My grandfather came north with his family from TN and lived through a time when his (white) father had to pretend not to know his family when riding on the bus to keep his job. My mom was the first in her family line to go to college and because someone in St. Louis was doing a thesis on access my high school educated grandmother was able to navigate the process of getting her a scholarship and admission to Vassar in 1965. My dad, after working his way through teacher's college (as a bagger at Kroger) and teaching 6th grade decided that he wanted to go to medical school and did it. Together, when just a few years older than I am now, they built the beautiful home that has seen so many parties and so many friends and family over the past 25 years.

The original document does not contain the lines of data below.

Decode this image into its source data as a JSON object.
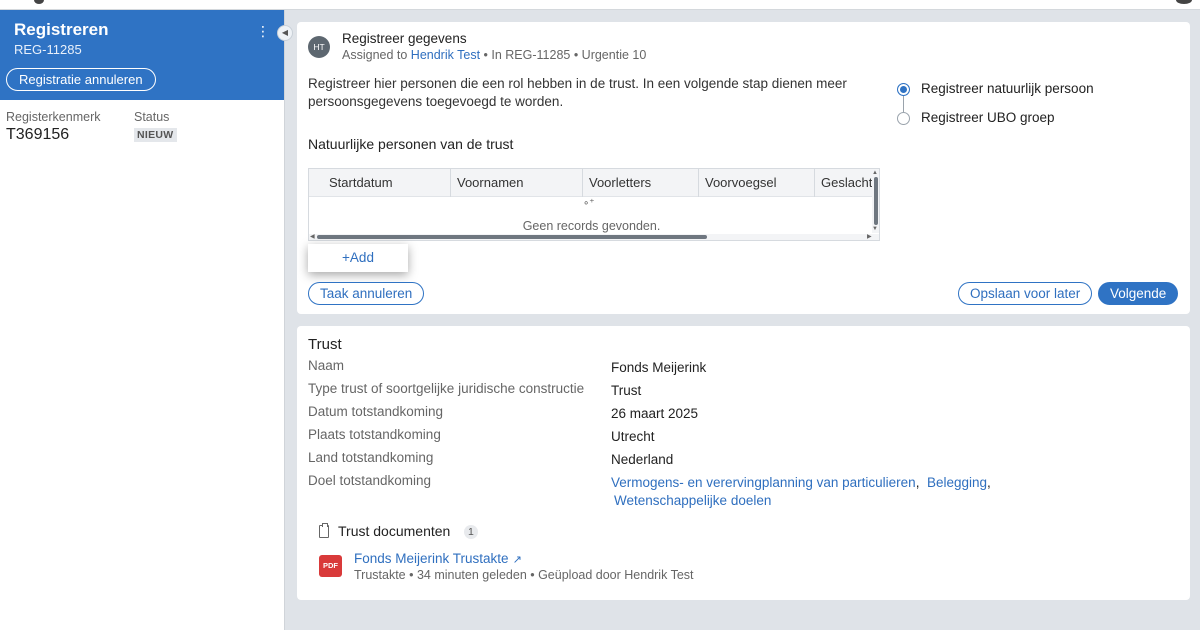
{
  "sidebar": {
    "title": "Registreren",
    "reference": "REG-11285",
    "cancel_label": "Registratie annuleren",
    "menu_icon": "⋮",
    "collapse_icon": "◀",
    "register_label": "Registerkenmerk",
    "register_value": "T369156",
    "status_label": "Status",
    "status_value": "NIEUW"
  },
  "task": {
    "avatar_initials": "HT",
    "title": "Registreer gegevens",
    "assigned_prefix": "Assigned to ",
    "assignee": "Hendrik Test",
    "meta_suffix": " • In REG-11285 • Urgentie 10",
    "description": "Registreer hier personen die een rol hebben in de trust. In een volgende stap dienen meer persoonsgegevens toegevoegd te worden.",
    "steps": [
      {
        "label": "Registreer natuurlijk persoon",
        "active": true
      },
      {
        "label": "Registreer UBO groep",
        "active": false
      }
    ],
    "section_title": "Natuurlijke personen van de trust",
    "table": {
      "columns": [
        "Startdatum",
        "Voornamen",
        "Voorletters",
        "Voorvoegsel",
        "Geslachtsnaam"
      ],
      "empty_message": "Geen records gevonden."
    },
    "add_label": "+Add",
    "cancel_label": "Taak annuleren",
    "save_later_label": "Opslaan voor later",
    "next_label": "Volgende"
  },
  "trust": {
    "title": "Trust",
    "fields": [
      {
        "label": "Naam",
        "value": "Fonds Meijerink"
      },
      {
        "label": "Type trust of soortgelijke juridische constructie",
        "value": "Trust"
      },
      {
        "label": "Datum totstandkoming",
        "value": "26 maart 2025"
      },
      {
        "label": "Plaats totstandkoming",
        "value": "Utrecht"
      },
      {
        "label": "Land totstandkoming",
        "value": "Nederland"
      }
    ],
    "purpose_label": "Doel totstandkoming",
    "purposes": [
      "Vermogens- en vererving­planning van particulieren",
      "Belegging",
      "Wetenschappelijke doelen"
    ],
    "documents_title": "Trust documenten",
    "documents_count": "1",
    "document": {
      "type_icon": "PDF",
      "name": "Fonds Meijerink Trustakte",
      "meta": "Trustakte • 34 minuten geleden • Geüpload door Hendrik Test"
    }
  }
}
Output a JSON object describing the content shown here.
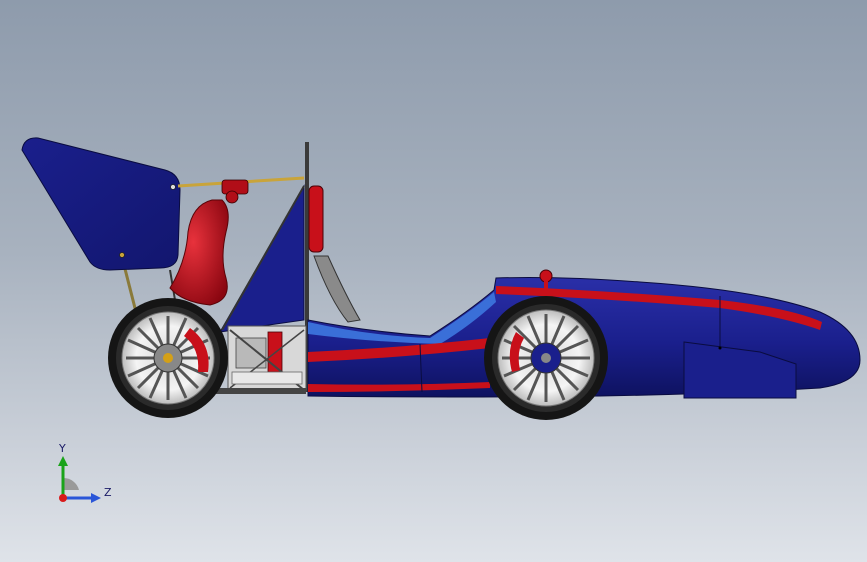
{
  "triad": {
    "y_label": "Y",
    "z_label": "Z"
  },
  "colors": {
    "body_blue": "#1a1f8c",
    "stripe_red": "#c8101a",
    "accent_light_blue": "#3a6fd8",
    "wheel_white": "#f2f2f2",
    "tire_black": "#151515",
    "gold_rod": "#c9a43a"
  }
}
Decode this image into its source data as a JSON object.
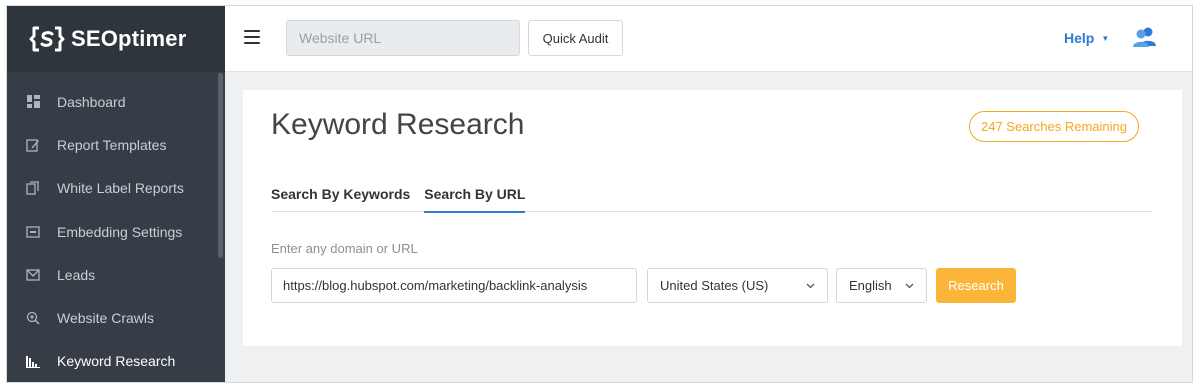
{
  "brand": {
    "name": "SEOptimer"
  },
  "sidebar": {
    "items": [
      {
        "label": "Dashboard",
        "icon": "dashboard-icon",
        "active": false
      },
      {
        "label": "Report Templates",
        "icon": "edit-icon",
        "active": false
      },
      {
        "label": "White Label Reports",
        "icon": "copy-icon",
        "active": false
      },
      {
        "label": "Embedding Settings",
        "icon": "embed-icon",
        "active": false
      },
      {
        "label": "Leads",
        "icon": "envelope-icon",
        "active": false
      },
      {
        "label": "Website Crawls",
        "icon": "zoom-icon",
        "active": false
      },
      {
        "label": "Keyword Research",
        "icon": "bar-chart-icon",
        "active": true
      }
    ]
  },
  "topbar": {
    "url_placeholder": "Website URL",
    "quick_audit_label": "Quick Audit",
    "help_label": "Help"
  },
  "main": {
    "title": "Keyword Research",
    "searches_remaining": "247 Searches Remaining",
    "tabs": [
      {
        "label": "Search By Keywords",
        "active": false
      },
      {
        "label": "Search By URL",
        "active": true
      }
    ],
    "field_label": "Enter any domain or URL",
    "domain_value": "https://blog.hubspot.com/marketing/backlink-analysis",
    "country_selected": "United States (US)",
    "language_selected": "English",
    "research_label": "Research"
  },
  "colors": {
    "sidebar_bg": "#363d46",
    "accent_blue": "#2a7dd1",
    "accent_orange": "#f5a623",
    "button_orange": "#fbb63a"
  }
}
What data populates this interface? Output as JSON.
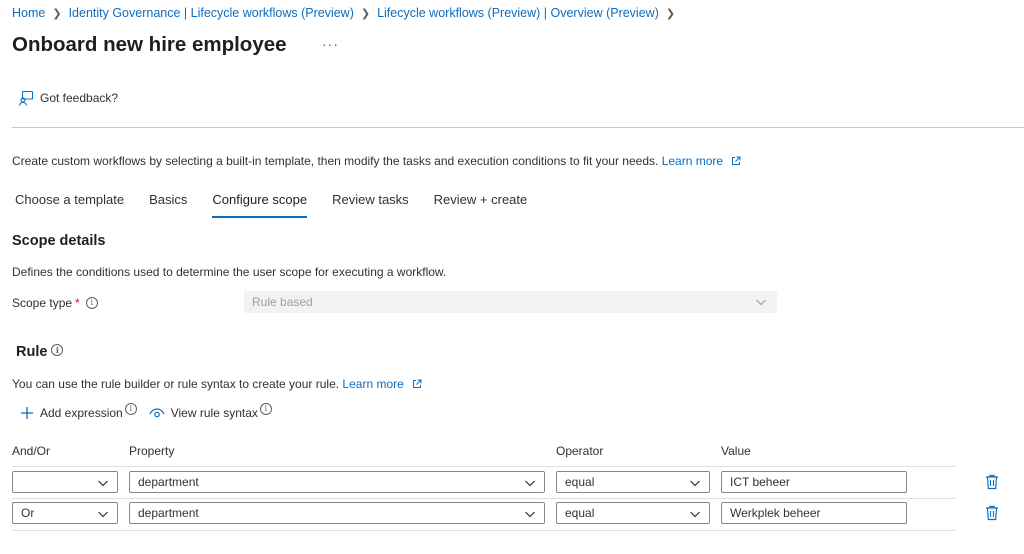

When my parents got married in '67 (halfway through my mom's education) a professor and his wife (the Johnsons) took them under their wing in every way a 19 and 23 year old newly married couple halfway across the country from their home need support. Today, their son, whom my parents often babysat, becomes General Counsel for the Defense Department.
Today is a moment in history, no doubt. But all of the details of the stories above are what are swirling through my head and heart this morning, rising as a lump in my throat. Somehow, the meteoric rise and success (regardless of policy) of the 44th President translates to me as a celebration/amplification of all the people, places and things that I've known all along, that make me who I am today and enable me to look at a life full of opportunity, privilege, happiness and hope.
Yes they did, and I will - I owe it to all of them.